La religiosa ha ammonito contro ogni forma di estremismo, sottolineando che chi invoca giustizia non può farlo calpestando la libertà altrui.
Il cambiamento vero, ha ribadito, non nasce dalla rabbia cieca, ma dalla partecipazione consapevole e dal coraggio di affrontare la verità, anche quando è scomoda e impopolare.
Il suo intervento, duro ma lucido, ha provocato reazioni contrastanti nel mondo politico e sindacale.
C’è chi lo ha definito un atto di coraggio, capace di dare voce a un disagio diffuso e spesso ignorato.
Altri lo hanno liquidato come un discorso ideologico, accusando Suor Anna di semplificare una realtà complessa e di alimentare sfiducia nelle istituzioni.
Ma al di là delle polemiche, le sue parole hanno avuto un effetto innegabile: hanno costretto tutti a interrogarsi sulla condizione reale di chi vive di lavoro e di pensione in Italia.
Nel suo messaggio finale, Suor Anna Alfieri ha tracciato uno scenario inquietante ma realistico.
Senza un ritorno ai valori autentici della giustizia sociale e del rispetto reciproco, l’Italia rischia di diventare un paese sempre più diviso.

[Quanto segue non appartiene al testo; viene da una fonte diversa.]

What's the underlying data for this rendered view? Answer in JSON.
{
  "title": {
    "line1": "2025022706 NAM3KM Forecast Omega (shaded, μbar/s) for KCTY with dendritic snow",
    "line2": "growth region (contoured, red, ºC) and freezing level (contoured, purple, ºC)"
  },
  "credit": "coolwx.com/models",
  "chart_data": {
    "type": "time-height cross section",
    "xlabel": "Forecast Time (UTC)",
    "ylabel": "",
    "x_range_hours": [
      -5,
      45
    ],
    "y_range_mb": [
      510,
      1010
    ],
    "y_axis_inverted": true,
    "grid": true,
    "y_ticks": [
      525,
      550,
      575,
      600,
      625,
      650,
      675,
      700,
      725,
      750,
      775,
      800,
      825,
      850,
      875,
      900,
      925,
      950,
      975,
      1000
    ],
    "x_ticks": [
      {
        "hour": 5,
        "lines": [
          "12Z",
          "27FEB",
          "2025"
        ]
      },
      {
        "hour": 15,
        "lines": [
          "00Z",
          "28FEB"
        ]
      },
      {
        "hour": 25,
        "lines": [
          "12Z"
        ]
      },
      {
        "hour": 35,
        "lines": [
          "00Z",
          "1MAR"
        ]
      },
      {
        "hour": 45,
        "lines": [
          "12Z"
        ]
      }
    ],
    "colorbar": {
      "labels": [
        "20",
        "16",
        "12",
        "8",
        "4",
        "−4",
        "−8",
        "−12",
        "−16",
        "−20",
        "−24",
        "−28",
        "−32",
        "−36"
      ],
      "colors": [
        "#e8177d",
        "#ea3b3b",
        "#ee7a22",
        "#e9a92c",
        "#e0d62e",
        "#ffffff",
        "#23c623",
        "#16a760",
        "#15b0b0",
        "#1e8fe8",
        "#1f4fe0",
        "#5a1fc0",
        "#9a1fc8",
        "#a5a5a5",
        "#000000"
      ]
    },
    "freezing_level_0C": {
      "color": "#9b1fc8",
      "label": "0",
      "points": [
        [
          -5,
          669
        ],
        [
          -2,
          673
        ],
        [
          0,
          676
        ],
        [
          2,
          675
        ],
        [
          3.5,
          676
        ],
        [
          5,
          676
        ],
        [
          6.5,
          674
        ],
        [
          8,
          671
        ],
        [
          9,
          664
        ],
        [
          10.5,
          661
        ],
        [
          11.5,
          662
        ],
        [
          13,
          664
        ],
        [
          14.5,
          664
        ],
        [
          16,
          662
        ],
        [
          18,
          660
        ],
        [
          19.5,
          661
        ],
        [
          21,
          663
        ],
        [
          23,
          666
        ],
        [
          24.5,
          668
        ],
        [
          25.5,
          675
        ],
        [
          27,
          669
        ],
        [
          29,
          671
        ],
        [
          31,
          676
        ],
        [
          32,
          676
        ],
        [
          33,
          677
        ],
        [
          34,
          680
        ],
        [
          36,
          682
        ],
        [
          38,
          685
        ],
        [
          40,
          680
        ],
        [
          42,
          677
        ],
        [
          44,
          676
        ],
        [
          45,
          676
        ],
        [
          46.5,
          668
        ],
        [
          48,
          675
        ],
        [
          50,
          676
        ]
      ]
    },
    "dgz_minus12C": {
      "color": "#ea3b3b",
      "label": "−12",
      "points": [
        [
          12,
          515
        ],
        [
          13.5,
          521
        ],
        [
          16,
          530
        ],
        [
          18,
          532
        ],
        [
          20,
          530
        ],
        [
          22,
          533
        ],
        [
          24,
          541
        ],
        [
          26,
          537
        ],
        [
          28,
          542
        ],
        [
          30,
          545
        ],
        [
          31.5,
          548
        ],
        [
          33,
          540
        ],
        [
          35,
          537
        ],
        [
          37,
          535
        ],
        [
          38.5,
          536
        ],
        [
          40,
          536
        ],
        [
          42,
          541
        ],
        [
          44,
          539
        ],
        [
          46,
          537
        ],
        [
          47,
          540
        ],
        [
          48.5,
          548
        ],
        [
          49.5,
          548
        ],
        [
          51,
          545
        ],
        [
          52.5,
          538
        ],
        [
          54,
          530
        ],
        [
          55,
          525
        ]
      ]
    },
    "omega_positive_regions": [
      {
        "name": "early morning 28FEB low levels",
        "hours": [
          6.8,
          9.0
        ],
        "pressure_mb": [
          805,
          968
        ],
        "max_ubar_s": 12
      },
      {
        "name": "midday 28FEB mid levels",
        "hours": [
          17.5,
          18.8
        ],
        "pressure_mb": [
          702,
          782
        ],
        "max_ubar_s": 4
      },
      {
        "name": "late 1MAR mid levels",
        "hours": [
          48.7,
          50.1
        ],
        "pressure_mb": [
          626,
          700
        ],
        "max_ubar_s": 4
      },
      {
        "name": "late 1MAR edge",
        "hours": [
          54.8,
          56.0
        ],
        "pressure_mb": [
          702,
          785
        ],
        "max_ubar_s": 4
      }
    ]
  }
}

Un paese in cui chi ha di più continua a guadagnare, mentre chi ha meno paga per tutti.
Le sue parole restano come un richiamo potente alla responsabilità collettiva, alla necessità di riscoprire il senso della verità e della solidarietà.
Solo così, ha concluso, sarà possibile costruire una società davvero giusta, capace di guardare al futuro senza lasciare indietro nessuno.